Alternatively, if you feel that a close relative of yours is getting frail or there is a chance that they may become mentally incapable in the future, then you may think it’s wise that your relative gives you the authority to pay bills and sell assets on their behalf should they become unfit to do so.
Find out more about the different types of Power of Attorney available.
When you’re making a LPA (or a Continuing or Welfare Power of Attorney in Scotland), you need to choose who will look after you affairs in the future, if you’re not able to do so.
The person you select will be called an ‘Attorney’. But who do you choose to be an Attorney and can you choose more than one person?
How many Attorneys can I appoint?
You (called the ‘Donor’ in legal terms) can appoint one person to look after your affairs or you can choose more than one. Careful thought should be given when you’re choosing your Attorney, as they will be dealing closely with your personal affairs.
Also, do consider who would be a practical choice of Attorney. Someone living abroad, for example, wouldn’t be able to deal with your affairs that easily.
If you have more than one Attorney, you can require the Attorneys to act ‘jointly’, or ‘jointly and severally’, or jointly for some matters and jointly and severally for others.
If you appoint your Attorneys to act jointly, it means that they must all make any decisions together.
If you appoint your Attorneys to act jointly and severally, this means that they can make their decisions together but may also make their decisions separate from one another and need not consult each other about those decisions.
If you appoint your Attorneys to act jointly in respect of some matters and jointly and severally for others, then for those matters that you said they must act jointly they must agree but for the others they can act together or separately.
Who can be my Attorney?
Many people appoint family members to be their Attorney(s). For example, you can appoint your spouse as your Attorney, together with your children, with an informal understanding that your children won’t act while your spouse is able to do so.

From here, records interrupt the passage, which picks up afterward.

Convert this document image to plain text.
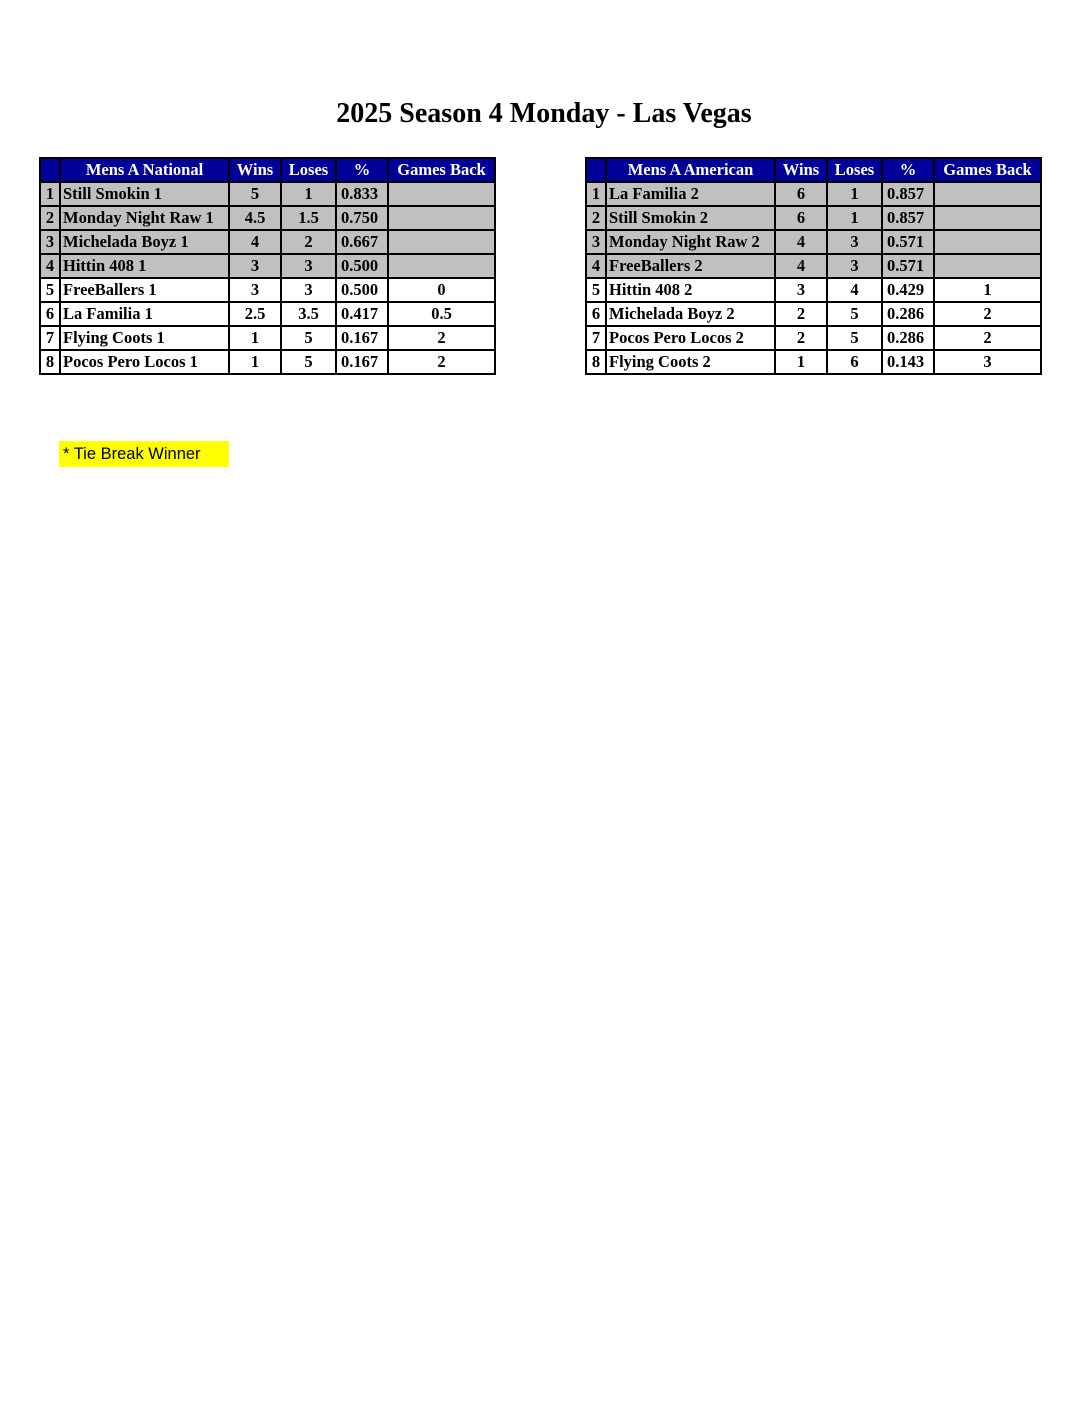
2025 Season 4 Monday - Las Vegas
	Mens A National	Wins	Loses	%	Games Back
1	Still Smokin 1	5	1	0.833	
2	Monday Night Raw 1	4.5	1.5	0.750	
3	Michelada Boyz 1	4	2	0.667	
4	Hittin 408 1	3	3	0.500	
5	FreeBallers 1	3	3	0.500	0
6	La Familia 1	2.5	3.5	0.417	0.5
7	Flying Coots 1	1	5	0.167	2
8	Pocos Pero Locos 1	1	5	0.167	2
	Mens A American	Wins	Loses	%	Games Back
1	La Familia 2	6	1	0.857	
2	Still Smokin 2	6	1	0.857	
3	Monday Night Raw 2	4	3	0.571	
4	FreeBallers 2	4	3	0.571	
5	Hittin 408 2	3	4	0.429	1
6	Michelada Boyz 2	2	5	0.286	2
7	Pocos Pero Locos 2	2	5	0.286	2
8	Flying Coots 2	1	6	0.143	3
* Tie Break Winner
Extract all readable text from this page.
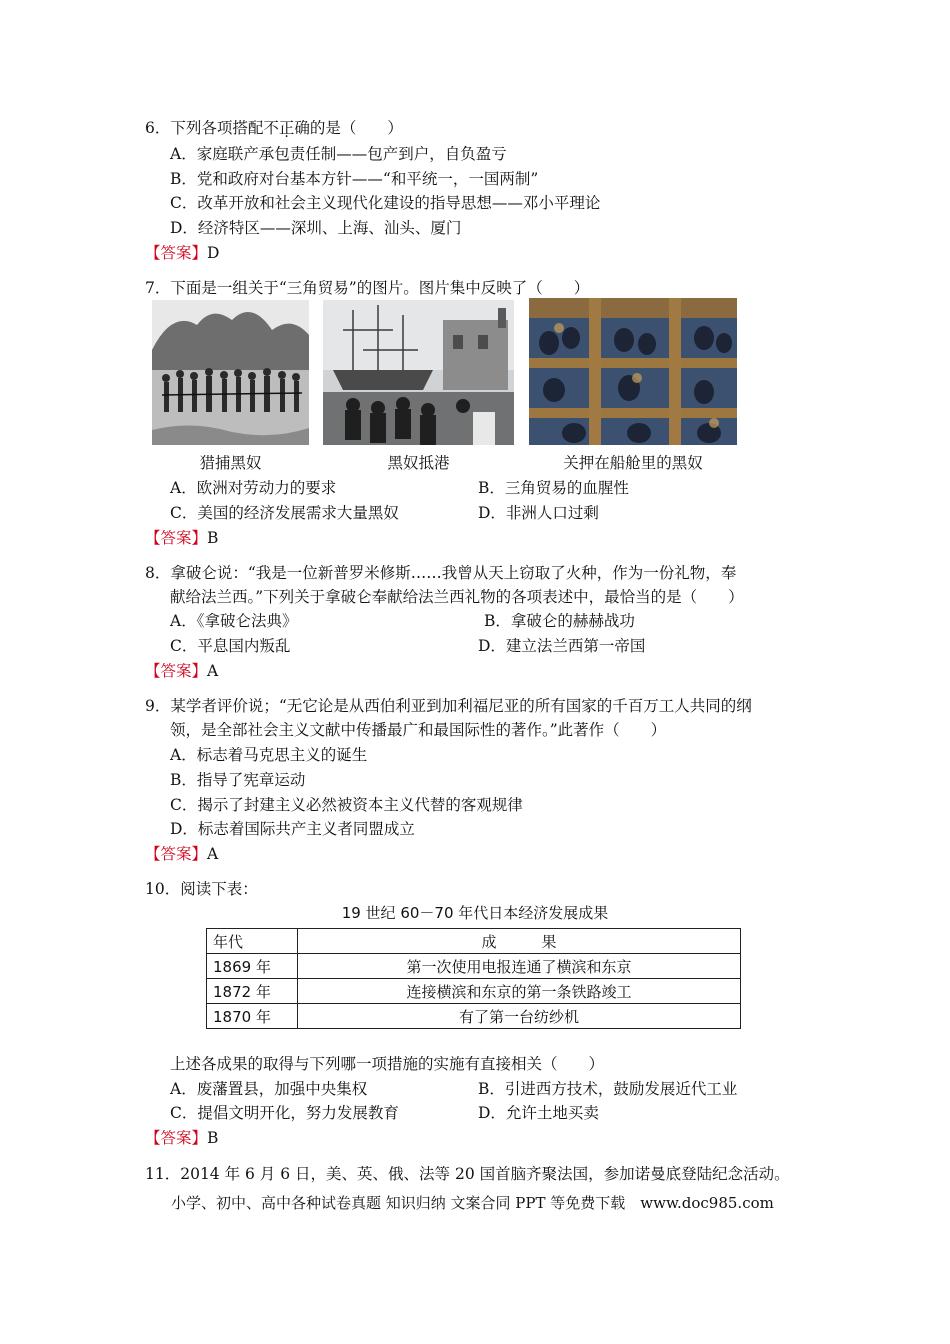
6．下列各项搭配不正确的是（　　）
A．家庭联产承包责任制——包产到户，自负盈亏
B．党和政府对台基本方针——“和平统一，一国两制”
C．改革开放和社会主义现代化建设的指导思想——邓小平理论
D．经济特区——深圳、上海、汕头、厦门
【答案】D
7．下面是一组关于“三角贸易”的图片。图片集中反映了（　　）
猎捕黑奴	黑奴抵港	关押在船舱里的黑奴
A．欧洲对劳动力的要求	B．三角贸易的血腥性
C．美国的经济发展需求大量黑奴	D．非洲人口过剩
【答案】B
8．拿破仑说：“我是一位新普罗米修斯……我曾从天上窃取了火种，作为一份礼物，奉
献给法兰西。”下列关于拿破仑奉献给法兰西礼物的各项表述中，最恰当的是（　　）
A．《拿破仑法典》	B．拿破仑的赫赫战功
C．平息国内叛乱	D．建立法兰西第一帝国
【答案】A
9．某学者评价说；“无它论是从西伯利亚到加利福尼亚的所有国家的千百万工人共同的纲
领，是全部社会主义文献中传播最广和最国际性的著作。”此著作（　　）
A．标志着马克思主义的诞生
B．指导了宪章运动
C．揭示了封建主义必然被资本主义代替的客观规律
D．标志着国际共产主义者同盟成立
【答案】A
10．阅读下表：
19 世纪 60－70 年代日本经济发展成果
年代	成　　　果
1869 年	第一次使用电报连通了横滨和东京
1872 年	连接横滨和东京的第一条铁路竣工
1870 年	有了第一台纺纱机
上述各成果的取得与下列哪一项措施的实施有直接相关（　　）
A．废藩置县，加强中央集权	B．引进西方技术，鼓励发展近代工业
C．提倡文明开化，努力发展教育	D．允许土地买卖
【答案】B
11．2014 年 6 月 6 日，美、英、俄、法等 20 国首脑齐聚法国，参加诺曼底登陆纪念活动。
小学、初中、高中各种试卷真题 知识归纳 文案合同 PPT 等免费下载　www.doc985.com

But, by law, your Attorney must be over 18.
Also, if you’re making a LPA Property and Financial Affairs (or a Continuing or Welfare Power of Attorney in Scotland), the Attorney cannot be an undischarged bankrupt or an interim bankrupt and if they are made bankrupt, they will cease to be an Attorney (if they are the only Attorney, the Power will be automatically revoked).
This bankruptcy restriction doesn’t apply when you’re making a LPA Health and Welfare.
Can I replace an Attorney?
You can appoint a person to replace your Attorney(s) and the replacement will occur if the following happens:
- The Attorney refuses to act by ‘disclaiming’ the appointment (i.e. they have told the Office of Public Guardian that they no longer wish to act as an Attorney).
- They die or are made bankrupt (bankruptcy is only applicable to a LPA Property and Financial Affairs and a Continuing or Welfare Power of Attorney in Scotland).
- They are your spouse (or civil partner) and you get divorced and there are no other Attorneys (or the Attorneys can only act jointly) and no replacement Attorney.
- The Attorney doesn’t have ‘capacity’ to exercise the Power. (The Attorney can only take control of a certain matter if you don’t have the capacity to make a decision).
You don’t have to appoint a replacement but if you don’t, then a LPA will end when the Attorney can no longer act or any of the above prevent them from doing so.